Estos extraños compañeros y compañeras de cama que ahora cohabitan en el gobierno Sánchez-Iglesias les llevan -sobre todo a los socialistas- por la calle de la amargura. Convivir en el Consejo de Ministros con los cinco ultras de izquierda que ocupan otras tantas carteras ministeriales (con el apoyo parlamentario de gente tan recomendable como los separatistas catalanes o los abertzales de Bildu, con Otegui en su dirección), convivir con ellos, digo, no debe ser el menú del día que pediría entusiasmado un demócrata socialista sin acompañarse, al menos, de un kilo de bicarbonato (recuerden que muchos socialistas fueron asesinados por ETA o que la diputada de Bildu Mercedes Aizpurúa se negó recientemente a condenar el ataque a la casa de la socialista Mendía). Estas dudas éticas y democráticas que asaltan a más de un socialista de los de verdad solo las pueden disipar comisarios políticos acostumbrados a soluciones expeditivas.

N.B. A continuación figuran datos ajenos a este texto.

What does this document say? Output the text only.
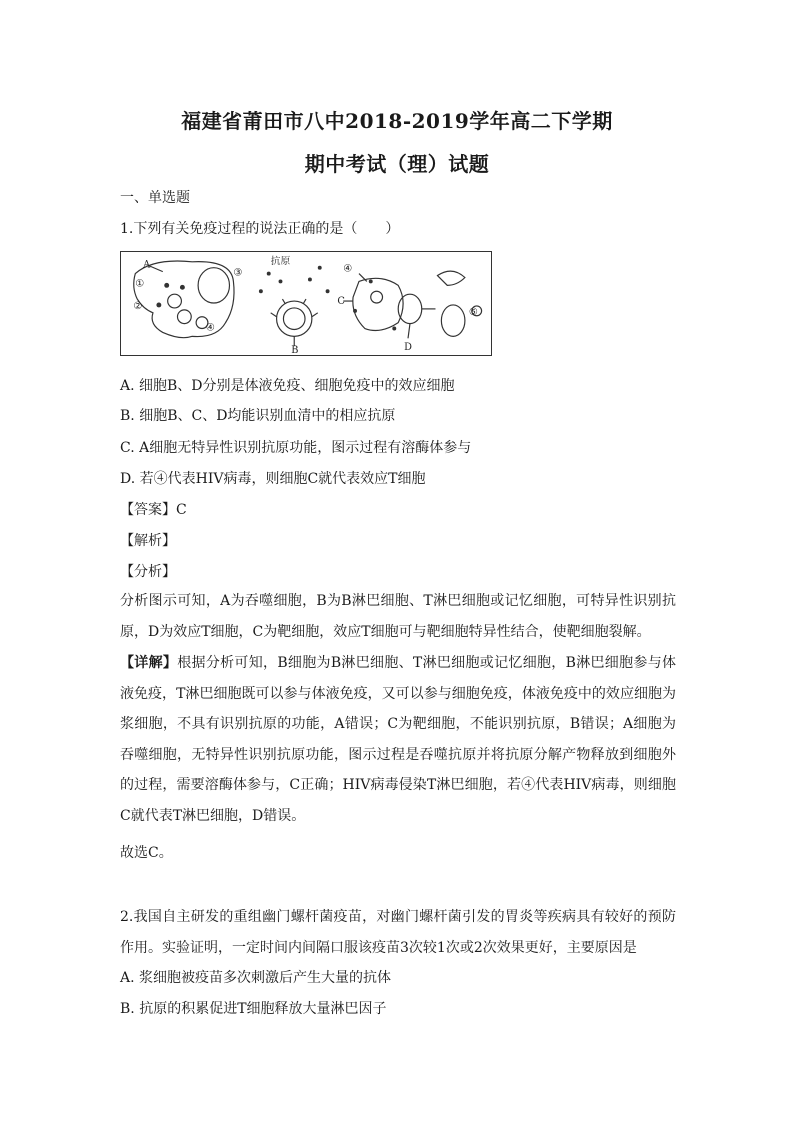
福建省莆田市八中2018-2019学年高二下学期
期中考试（理）试题
一、单选题
1.下列有关免疫过程的说法正确的是（　　）
A
①
②
③
④
抗原
B
④
C
D
⑤
A. 细胞B、D分别是体液免疫、细胞免疫中的效应细胞
B. 细胞B、C、D均能识别血清中的相应抗原
C. A细胞无特异性识别抗原功能，图示过程有溶酶体参与
D. 若④代表HIV病毒，则细胞C就代表效应T细胞
【答案】C
【解析】
【分析】
分析图示可知，A为吞噬细胞，B为B淋巴细胞、T淋巴细胞或记忆细胞，可特异性识别抗原，D为效应T细胞，C为靶细胞，效应T细胞可与靶细胞特异性结合，使靶细胞裂解。
【详解】根据分析可知，B细胞为B淋巴细胞、T淋巴细胞或记忆细胞，B淋巴细胞参与体液免疫，T淋巴细胞既可以参与体液免疫，又可以参与细胞免疫，体液免疫中的效应细胞为浆细胞，不具有识别抗原的功能，A错误；C为靶细胞，不能识别抗原，B错误；A细胞为吞噬细胞，无特异性识别抗原功能，图示过程是吞噬抗原并将抗原分解产物释放到细胞外的过程，需要溶酶体参与，C正确；HIV病毒侵染T淋巴细胞，若④代表HIV病毒，则细胞C就代表T淋巴细胞，D错误。
故选C。
2.我国自主研发的重组幽门螺杆菌疫苗，对幽门螺杆菌引发的胃炎等疾病具有较好的预防作用。实验证明，一定时间内间隔口服该疫苗3次较1次或2次效果更好，主要原因是
A. 浆细胞被疫苗多次刺激后产生大量的抗体
B. 抗原的积累促进T细胞释放大量淋巴因子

Para comisarios políticos de raza, Pablo Iglesias. De los miembros y miembras de la dirección que vio nacer a Podemos ( Luís Alegre, Carolina Bescansa, Monedero, Tania González e Íñigo Errejón) solo queda Iglesias, el amado líder, el timonel en la oscuridad, el hombre. VuELve (él), rezaba el feminista eslogan de las podemitas unidas. ¿No les asaltan serias dudas a muchos socialistas sobre el democrático y ejemplar comportamiento del ultraizquierdista Pablo Iglesias en el feísimo asunto del que está conociendo el juez García Castellón en la Audiencia Nacional vinculado al excomisario Villarejo? El comisario de extrema izquierda Iglesias bramó iracundo, en su día, contra las cloacas del Estado haciendo creer a la sociedad que había una conspiración para acabar con él como político y su partido ultraizquierdista. Nada era cierto. Ahora, el caso Dina acosa gravemente a Iglesias poniendo en aprietos a algún fiscal de la Fiscalía Anticorrupción por supuestos privilegios al comisario Iglesias. ¿Qué hace un comisario político en esas circunstancias? ¿Aliarse con la verdad? ¿Colaborar en una comisión de investigación? ¿Dimitir? No. La historia en la que se han bragado estos comisarios dicta cargar contra las evidencias acusando a supuestas cloacas del Estado, a medios de comunicación, a tramas policiales, de una conspiración para acabar con él y con su partido (el suyo, suyo, suyo). Qué caprichosa es la historia: de los comisarios políticos del comunismo soviético, pasamos al excomisario Villarejo para acabar en el auténtico comisario político. VuELve él, el hombre, el bicarbonato del socialismo. A más ver.